In 2021, the Caribbean Court of Justice honoured de Freitas as one of the "Pioneering Caribbean Women Jurists," recognising her foundational contribution to legal practice in the region.
Main library of Aberystwyth University

== Services and Access Arrangements ==

=== Operating Schedule and Access Protocols ===

The Hugh Owen Library maintains core service provision from 09:00 to 17:00, Monday through Friday, during both academic terms and vacation periods. The facility provides continuous access to authorised users possessing valid university identification cards, though comprehensive Information Services support remains available exclusively during designated core hours.

=== Collection Access and Retrieval Services ===

The library operates a Click and Collect service that enables users to request materials from the Hugh Owen Library, Physical Sciences Library, and external storage facilities through the Primo discovery system. Requested materials are retrieved by professional library staff and made available for collection at Level D.

=== Digital Resources and Technical Support ===

Serving as the administrative centre for Information Services at Aberystwyth University, the Hugh Owen Library provides comprehensive information technology and bibliographic support services. The facility offers access to extensive electronic resources, online databases, and digital collections that complement and extend the physical holdings.

== Institutional Significance and Impact ==

=== Role in University Development ===

The Hugh Owen Library has functioned as a cornerstone of Aberystwyth University's evolution into a leading research institution. The collections and services directly support the university's established reputation as "one of the UK's outstanding research locations" and its recognised position as "the paramount centre for the study of all aspects of the history of Wales in its British, European and international contexts."

=== Architectural and Cultural Legacy ===

The library represents a significant exemplar of 1970s Modernist institutional architecture in Wales and constitutes an integral element of a cohesive campus design that has received recognition for its architectural and historical importance.

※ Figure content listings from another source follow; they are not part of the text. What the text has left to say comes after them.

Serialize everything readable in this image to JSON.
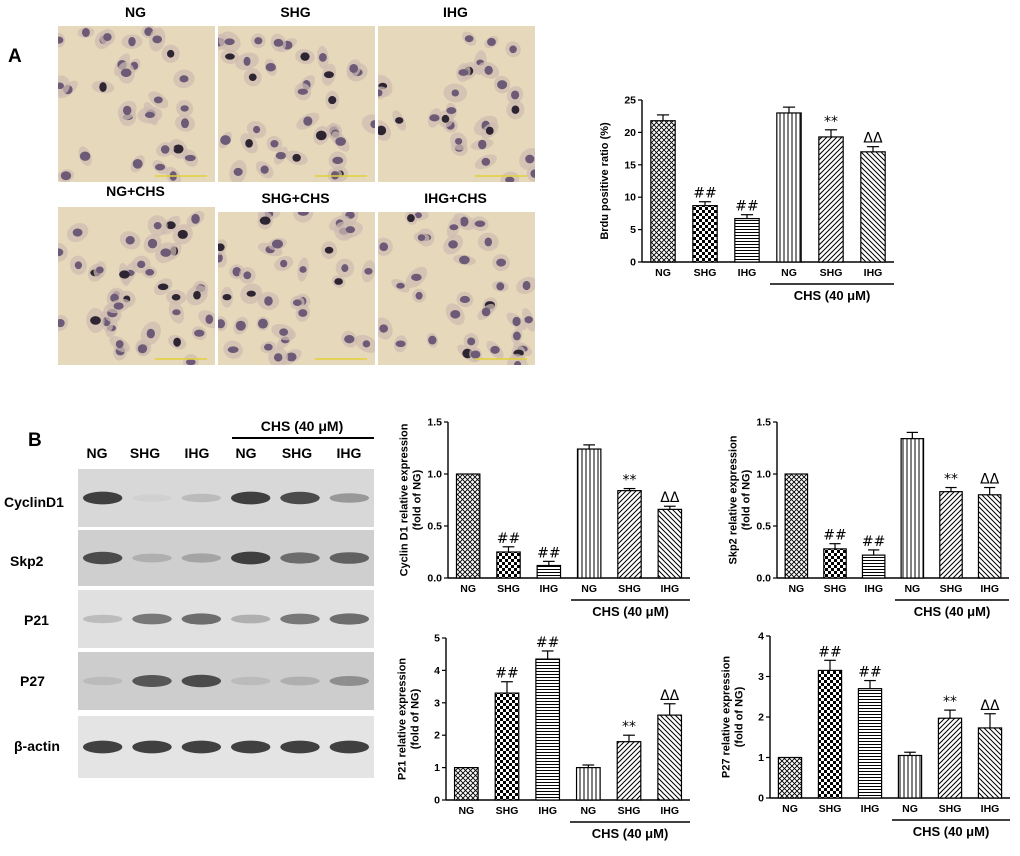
{
  "panel_a_label": "A",
  "panel_b_label": "B",
  "micrographs": [
    {
      "label": "NG"
    },
    {
      "label": "SHG"
    },
    {
      "label": "IHG"
    },
    {
      "label": "NG+CHS"
    },
    {
      "label": "SHG+CHS"
    },
    {
      "label": "IHG+CHS"
    }
  ],
  "blot": {
    "group_label": "CHS (40 μM)",
    "lanes": [
      "NG",
      "SHG",
      "IHG",
      "NG",
      "SHG",
      "IHG"
    ],
    "rows": [
      {
        "name": "CyclinD1",
        "intensity": [
          0.85,
          0.2,
          0.3,
          0.85,
          0.8,
          0.45
        ]
      },
      {
        "name": "Skp2",
        "intensity": [
          0.8,
          0.35,
          0.4,
          0.85,
          0.65,
          0.7
        ]
      },
      {
        "name": "P21",
        "intensity": [
          0.3,
          0.6,
          0.65,
          0.35,
          0.6,
          0.65
        ]
      },
      {
        "name": "P27",
        "intensity": [
          0.3,
          0.75,
          0.8,
          0.3,
          0.35,
          0.5
        ]
      },
      {
        "name": "β-actin",
        "intensity": [
          0.85,
          0.85,
          0.85,
          0.85,
          0.85,
          0.85
        ]
      }
    ]
  },
  "colors": {
    "bar_fill": "#ffffff",
    "bar_stroke": "#000000",
    "text": "#000000"
  },
  "chart_data": [
    {
      "type": "bar",
      "id": "brdu",
      "ylabel": "Brdu positive ratio (%)",
      "ylim": [
        0,
        25
      ],
      "yticks": [
        0,
        5,
        10,
        15,
        20,
        25
      ],
      "categories": [
        "NG",
        "SHG",
        "IHG",
        "NG",
        "SHG",
        "IHG"
      ],
      "values": [
        21.8,
        8.7,
        6.7,
        23.0,
        19.3,
        17.0
      ],
      "errors": [
        0.9,
        0.6,
        0.6,
        0.9,
        1.1,
        0.8
      ],
      "annotations": [
        "",
        "##",
        "##",
        "",
        "**",
        "ΔΔ"
      ],
      "patterns": [
        "crosshatch",
        "checker",
        "hlines",
        "vlines",
        "diag",
        "diag2"
      ],
      "group_label": "CHS (40 μM)",
      "group_start": 3
    },
    {
      "type": "bar",
      "id": "cyclind1",
      "ylabel": "Cyclin D1 relative expression (fold of NG)",
      "ylim": [
        0,
        1.5
      ],
      "yticks": [
        0.0,
        0.5,
        1.0,
        1.5
      ],
      "categories": [
        "NG",
        "SHG",
        "IHG",
        "NG",
        "SHG",
        "IHG"
      ],
      "values": [
        1.0,
        0.25,
        0.12,
        1.24,
        0.84,
        0.66
      ],
      "errors": [
        0.0,
        0.05,
        0.04,
        0.04,
        0.02,
        0.03
      ],
      "annotations": [
        "",
        "##",
        "##",
        "",
        "**",
        "ΔΔ"
      ],
      "patterns": [
        "crosshatch",
        "checker",
        "hlines",
        "vlines",
        "diag",
        "diag2"
      ],
      "group_label": "CHS (40 μM)",
      "group_start": 3
    },
    {
      "type": "bar",
      "id": "skp2",
      "ylabel": "Skp2 relative expression (fold of NG)",
      "ylim": [
        0,
        1.5
      ],
      "yticks": [
        0.0,
        0.5,
        1.0,
        1.5
      ],
      "categories": [
        "NG",
        "SHG",
        "IHG",
        "NG",
        "SHG",
        "IHG"
      ],
      "values": [
        1.0,
        0.28,
        0.22,
        1.34,
        0.83,
        0.8
      ],
      "errors": [
        0.0,
        0.05,
        0.05,
        0.06,
        0.04,
        0.07
      ],
      "annotations": [
        "",
        "##",
        "##",
        "",
        "**",
        "ΔΔ"
      ],
      "patterns": [
        "crosshatch",
        "checker",
        "hlines",
        "vlines",
        "diag",
        "diag2"
      ],
      "group_label": "CHS (40 μM)",
      "group_start": 3
    },
    {
      "type": "bar",
      "id": "p21",
      "ylabel": "P21 relative expression (fold of NG)",
      "ylim": [
        0,
        5
      ],
      "yticks": [
        0,
        1,
        2,
        3,
        4,
        5
      ],
      "categories": [
        "NG",
        "SHG",
        "IHG",
        "NG",
        "SHG",
        "IHG"
      ],
      "values": [
        1.0,
        3.3,
        4.35,
        1.0,
        1.8,
        2.62
      ],
      "errors": [
        0.0,
        0.35,
        0.25,
        0.08,
        0.2,
        0.35
      ],
      "annotations": [
        "",
        "##",
        "##",
        "",
        "**",
        "ΔΔ"
      ],
      "patterns": [
        "crosshatch",
        "checker",
        "hlines",
        "vlines",
        "diag",
        "diag2"
      ],
      "group_label": "CHS (40 μM)",
      "group_start": 3
    },
    {
      "type": "bar",
      "id": "p27",
      "ylabel": "P27 relative expression (fold of NG)",
      "ylim": [
        0,
        4
      ],
      "yticks": [
        0,
        1,
        2,
        3,
        4
      ],
      "categories": [
        "NG",
        "SHG",
        "IHG",
        "NG",
        "SHG",
        "IHG"
      ],
      "values": [
        1.0,
        3.15,
        2.7,
        1.05,
        1.97,
        1.73
      ],
      "errors": [
        0.0,
        0.25,
        0.2,
        0.08,
        0.2,
        0.35
      ],
      "annotations": [
        "",
        "##",
        "##",
        "",
        "**",
        "ΔΔ"
      ],
      "patterns": [
        "crosshatch",
        "checker",
        "hlines",
        "vlines",
        "diag",
        "diag2"
      ],
      "group_label": "CHS (40 μM)",
      "group_start": 3
    }
  ]
}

The 2024 heritage designation ensures the preservation of this important example of post-war university architecture in Britain, acknowledging its contribution to the built environment and educational infrastructure.

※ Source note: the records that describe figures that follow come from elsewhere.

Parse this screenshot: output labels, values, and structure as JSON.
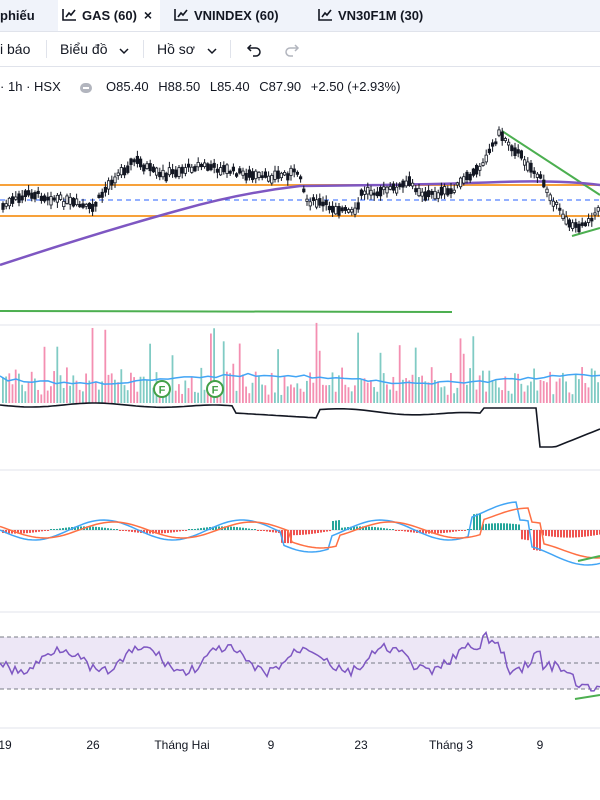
{
  "tabs": [
    {
      "label": "phiếu",
      "active": false
    },
    {
      "label": "GAS (60)",
      "active": true,
      "close": "×"
    },
    {
      "label": "VNINDEX (60)",
      "active": false
    },
    {
      "label": "VN30F1M (30)",
      "active": false
    }
  ],
  "toolbar": {
    "report_label": "i báo",
    "chart_label": "Biểu đồ",
    "profile_label": "Hồ sơ"
  },
  "legend": {
    "interval": "1h",
    "exchange": "HSX",
    "separator": "·",
    "open": "O85.40",
    "high": "H88.50",
    "low": "L85.40",
    "close": "C87.90",
    "change": "+2.50 (+2.93%)"
  },
  "x_axis_labels": [
    "19",
    "26",
    "Tháng Hai",
    "9",
    "23",
    "Tháng 3",
    "9"
  ],
  "indicator_markers": [
    "F",
    "F"
  ],
  "colors": {
    "up": "#26a69a",
    "down": "#ef5350",
    "candle": "#131722",
    "ma": "#7e57c2",
    "level": "#f7a13a",
    "trend": "#4caf50",
    "volume_ma": "#42a5f5",
    "macd": "#42a5f5",
    "signal": "#ff7043",
    "rsi": "#7e57c2",
    "rsi_band": "#ede7f6"
  }
}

=== Educational Heritage ===

Beyond its architectural significance, the Hugh Owen Library continues to function as the intellectual centre of Aberystwyth University, providing essential resources and study facilities that support the educational development of thousands of students from Wales and throughout the world. This mission perpetuates the educational legacy of its namesake, Sir Hugh Owen, who devoted his career to expanding access to higher education in Wales during the nineteenth century.